Having just spent the morning watching Street Trash after writing a little bit about it for The Quietus I was put in mind of an old article I wrote for ZERO magazine back around 2006.  I can't remember if it was published but, as I haven't blogged much recently, I thought I'd slap it up here...

I Can Smell Your Cult...

The cult of Lebowski is now a grand ten years old and a cult it truly is, a phenomenon to the beauty of which Brother Doran has already testified on these very pages. Cult status is a state of being, yet it is not unusual when reading a movie review or DVD sleeve to come across the bold proclamation, “Destined to become a cult classic!” Usually this is the result of hackneyed reviewing, oracular PR, or both but it has become a lazy form of accolade.
 

Walton Street Market
Any online or magazine list of cult movies from the last thirty years will invariably feature the likes of Blade Runner and The Shawshank Redemption. Both are movies that, despite some critical acclaim, failed to make money on their theatrical runs but thanks to the home video market are now considered profitable and therefore successful. The problem with this ‘cult’ label is that by the early nineties all the largely illiterate gold sovereign knuckled mutants down your Dad’s street owned (and cherished) a copy of Blade Runner and Miramax produced so many copies of Shawshank that six months after its VHS release they were piled five deep on tables at Walton Street Market in between jumbo packets of broken biscuits and a 1973 Vauxhall Viva manual. It is also the film most commonly watched at three o’clock in the morning by fifty-something care assistants once they’ve finished wiping shit from old peoples’ arses.
Blade Runner stands as a perfect example of a film misunderstood on its release but thanks to the advent of home video, appreciated gradually and so lovingly by different folks with different strokes that it eventually went on to rule the world. It just took a long time. Years later we see the release of a brand new DVD version replete with special features, enhancements and a massive marketing campaign that cost almost as much as the movie’s original budget. There are many examples of the home video ‘slow burn’ phenomenon. The Big Lebowski, Withnail & I, This is Spinal Tap and the first extreme Asian action breakthrough films such as John Woo’s The Killer all benefited from ‘word of mouth’ promotion. The American film critic Danny Peary in his book Cult Movies wrote: "While word of mouth certainly plays a large part in the growth of cults for individual films, what is fascinating is that in the beginning pockets of people will embrace a film they have heard nothing about while clear across the country others independently will react identically to the same picture."

Before home video fringe cinema depended upon independent theatre owners and promoters for exposure, in particular those of the USA. The Texas Chainsaw Massacre, Last House on the Left, Barbarella, Night of the Living Dead and the films of Dario Argento, Akira Kurosowa, Pier Paolo Pasolini and even Ed Wood all cemented their cult status through the American Grindhouse and drive-in circuits.
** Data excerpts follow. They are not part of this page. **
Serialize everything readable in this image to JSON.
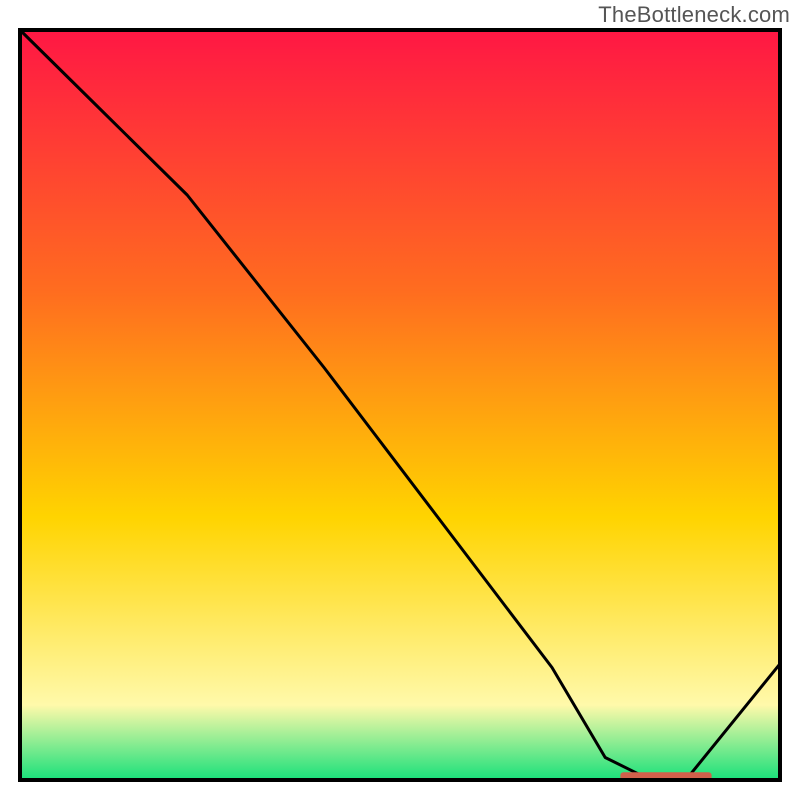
{
  "attribution": "TheBottleneck.com",
  "chart_data": {
    "type": "line",
    "title": "",
    "xlabel": "",
    "ylabel": "",
    "xlim": [
      0,
      100
    ],
    "ylim": [
      0,
      100
    ],
    "grid": false,
    "series": [
      {
        "name": "curve",
        "x": [
          0,
          10,
          22,
          40,
          55,
          70,
          77,
          82,
          88,
          100
        ],
        "values": [
          100,
          90,
          78,
          55,
          35,
          15,
          3,
          0.5,
          0.5,
          15.5
        ]
      }
    ],
    "gradient_colors": {
      "top": "#ff1744",
      "mid1": "#ff6d1f",
      "mid2": "#ffd400",
      "lower": "#fff9aa",
      "bottom": "#18e07a"
    },
    "marker": {
      "x_center": 85,
      "y_value": 0.5,
      "width": 12,
      "color": "#d1604b"
    },
    "line_color": "#000000",
    "frame_color": "#000000"
  }
}
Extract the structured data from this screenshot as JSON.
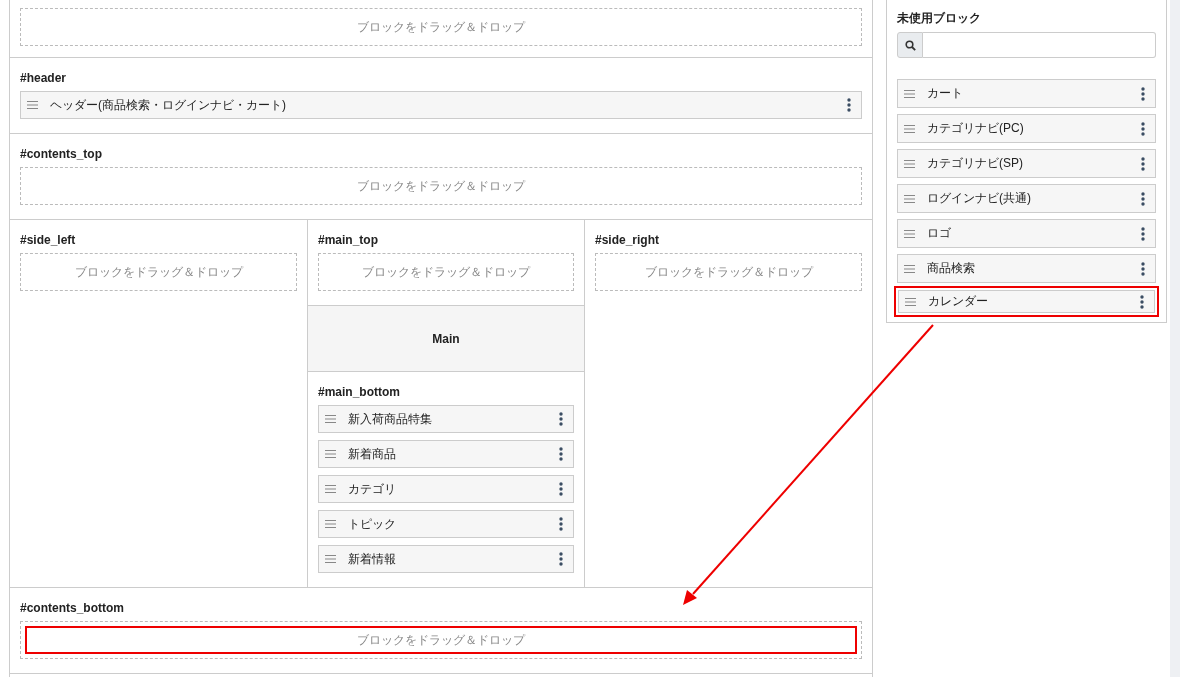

In 1970 New York’s foremost exhibitor of specialty and underground films Ben Barenholtz took a punt on Alejandro Jodorowsky’s monumentally unhinged El Topo, screening it at midnight without advertisement. Whether this was purely an artistic decision or one made in the light of riots in Mexico caused by Jodorowsky’s anti-catholic messages is unclear but word of mouth publicity rapidly made it (and midnight screenings) a wild fire success. An impressed (and probably thoroughly toasted) John Lennon convinced financier and former Beatles manager Allen Klein to buy the screening rights. So impressed was Klein with the buzz, or Lennon’s weed, he subsequently agreed to bankroll Jodorowsky’s 1973 follow-up Holy Mountain and El Topo was subsequently launched in a blaze of publicity in Times Square. It didn't last the week. After a major disagreement with Jodorowsky Klein would eventually withdraw both films from circulation and in so doing ensure their cult status. Their reputations as being subversive, masterful and utterly off their gourds continued to reverberate thanks to dodgy South American VHS tapes for 35 years until Klein and Jodorowsky finally overcame their differences and collaborated together on an official DVD release. Unlike Blade Runner however they are unlikely to go mainstream any time soon unless your average punter can come to accept crucified monkeys, excruciating violence and iguanas re-enacting Mexican history as things of beauty. Until that time El Topo and The Holy Mountain will stand as the true models of cult cinema!
 
 

Surely Michael Mann, Paramount and Tangerine Dream can resolve their issues and produce a pristine DVD copy of The Keep. Otherwise the widely distributed members of the WW2/Krautrock fusion cult will remain isolated and alone… but connected.